KÄPT`N SCHWANDT: Advent ist, wenn alle durchdrehen
In diesen Tagen lese ich überall, dass im Verhältnis zwischen Russland und dem Westen eine neue Phase des Kalten Kriegs begonnen hat. Ich kann ihnen sagen: Was da gerade passiert, in Sachen Wettrüsten und permanenter Eskalation, ist Kinderkacke im Vergleich zu dem, was sich in den Vorgärten meiner lieben Nachbarn abspielt.
Es ist Advent oder anders: Es ist die Zeit im Jahr, in der wieder alle durchdrehen.
Ich trat auf die Terrasse und beobachtete, wie mein Nachbar zur Linken ein Plastik-Rentier aufstellte. Beleuchtet. Als ich wenige Stunden später wieder vor Tür komme, hat mein Nachbar zur Rechten einen Eisbären installiert. Von innen illuminiert. Nach Links kontert kurz darauf mit einem blinkenden Schlitten, neben dem Rentier, das er in weiser Voraussicht verschoben hat, um Platz für weitere Munition zu schaffen. Die Antwort auf diese Provokation lässt nicht lange auf sich warten: drei Pinguine, mit Leuchtdioden versehen. Ein Eisbär und drei Pinguine, das Beste von beiden Polen.
Ein singender Tannenbaum
Der Nachbar links fährt eilig zum Baumarkt und platziert einen Weihnachtsmann auf den Schlitten und, um das ein für alle mal klar zu machen, wer in unserer Straße das Fest der Liebe zum Strahlen bringt, einen sich drehenden Weihnachtsbaum, der „Oh Tannenbaum“ singen kann. Es klingt ähnlich bescheiden wie dieser „Band-Aid30“-Song gegen Ebola, aber das ist ein anderes Thema.
Nachbar rechts ist von diesem Wirkungstreffer kurz beeindruckt, holt dann aber zum Gegenschlag aus. Eine Kommando-Operation auf drei Ebenen, kühl geplant eiskalt ausgeführt:
- Ein noch größerer Weihnachtsbaum aus Kunststoff, blinkend, aber Gottseidank stumm.
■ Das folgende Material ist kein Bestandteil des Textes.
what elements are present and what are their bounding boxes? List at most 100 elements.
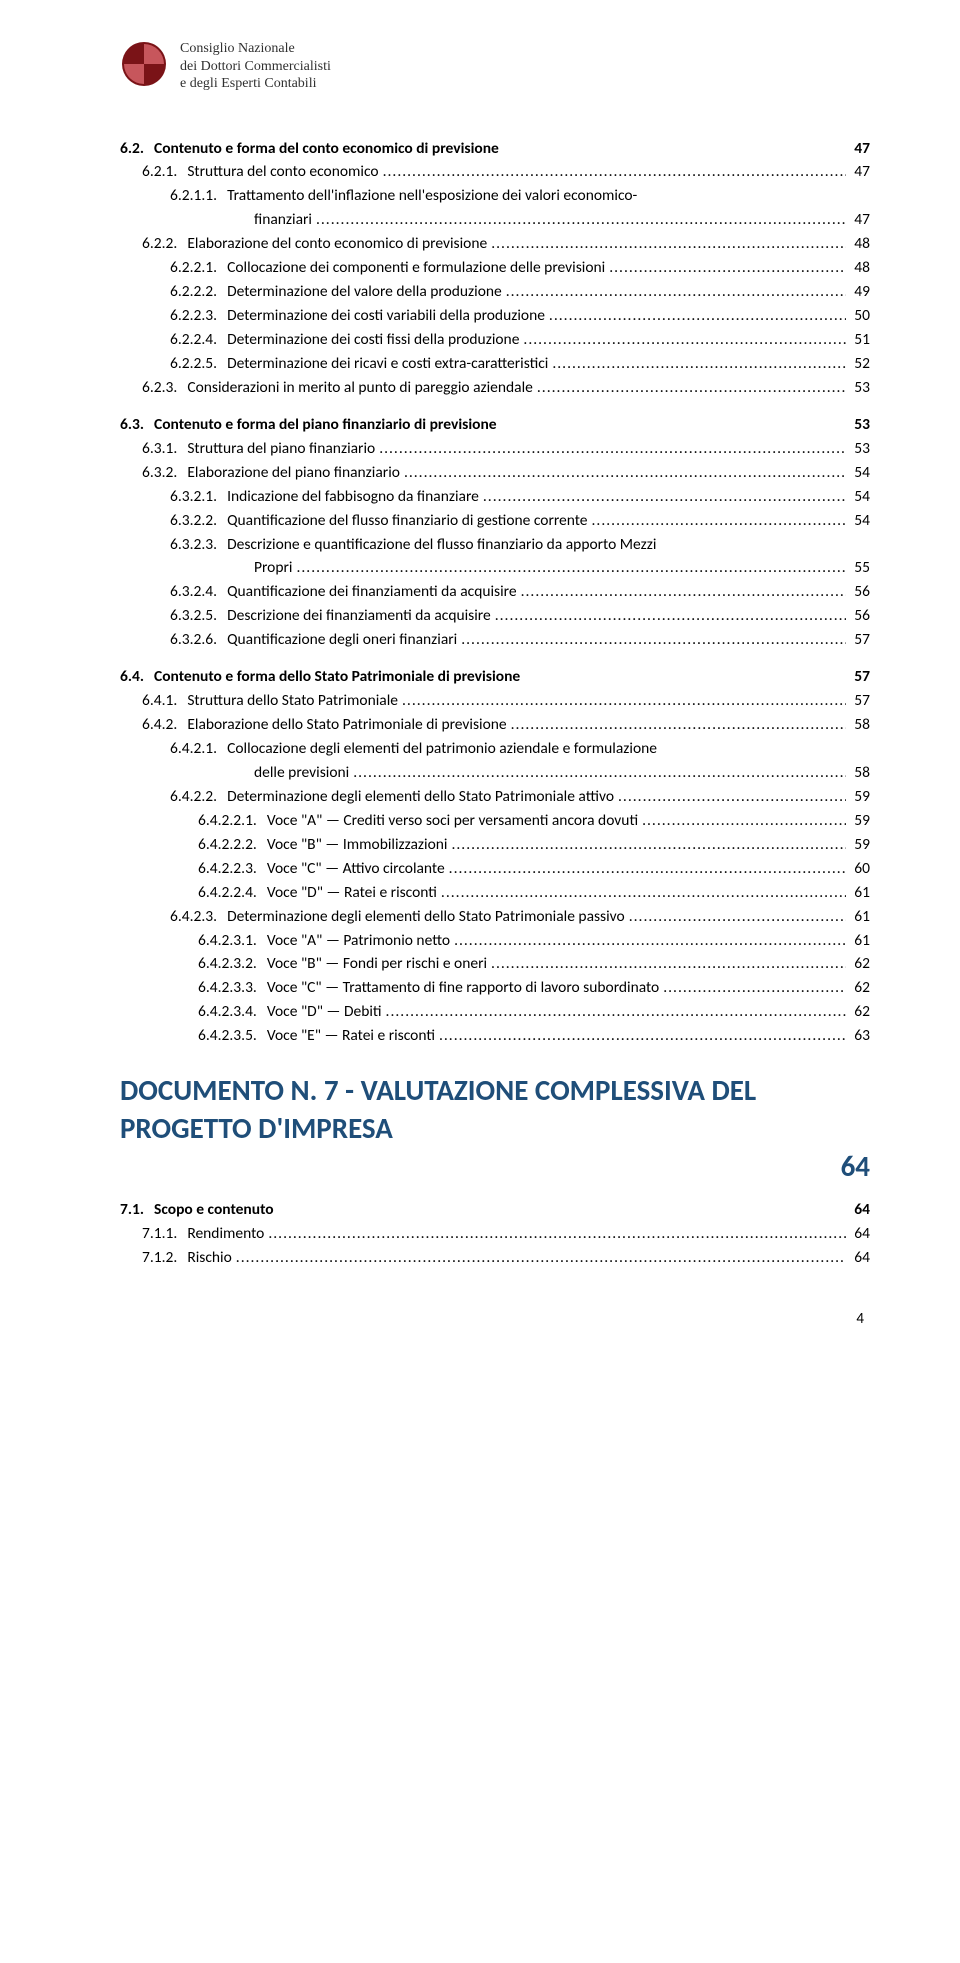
org-name: Consiglio Nazionale dei Dottori Commerci… [180,40,331,93]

- Lichtergirlanden am kahlen Apfelbäumchen.
- Künstliche Kerzen auf dem Balkon, die permanent die Farbe von Rot zu Gelb wechseln und rhythmisch blinken, wie Leuchtbojen in der Nacht.
Ich frage mich inzwischen, ob man unsere Reihenhaussiedlung mit bloßem Auge von der Weltraumstation ISS sehen kann. Es ist ein Gefunkel und Geblinke, gegen das der Hamburger Dom wie das Gefunzel eines Waldorf-Kindergartens wirkt und das letzte Wort ist noch nicht gesprochen, denn eben hielt der Kombi des Nachbarn zur Linken, der sich noch immer nicht kapituliert hat. Gegrüßt wird sich übrigens nicht in diesen Tagen. Die Sache ist einfach zu ernst.
Jürgen Schwandt, Jahrgang 1936, wuchs in Sankt Georg auf. Er fuhr jahrzehntelang zur See und wechselte dann zum Wasserzoll. Gerade erschien „Klare Kante“, das Buch mit seinen besten Kolumnen.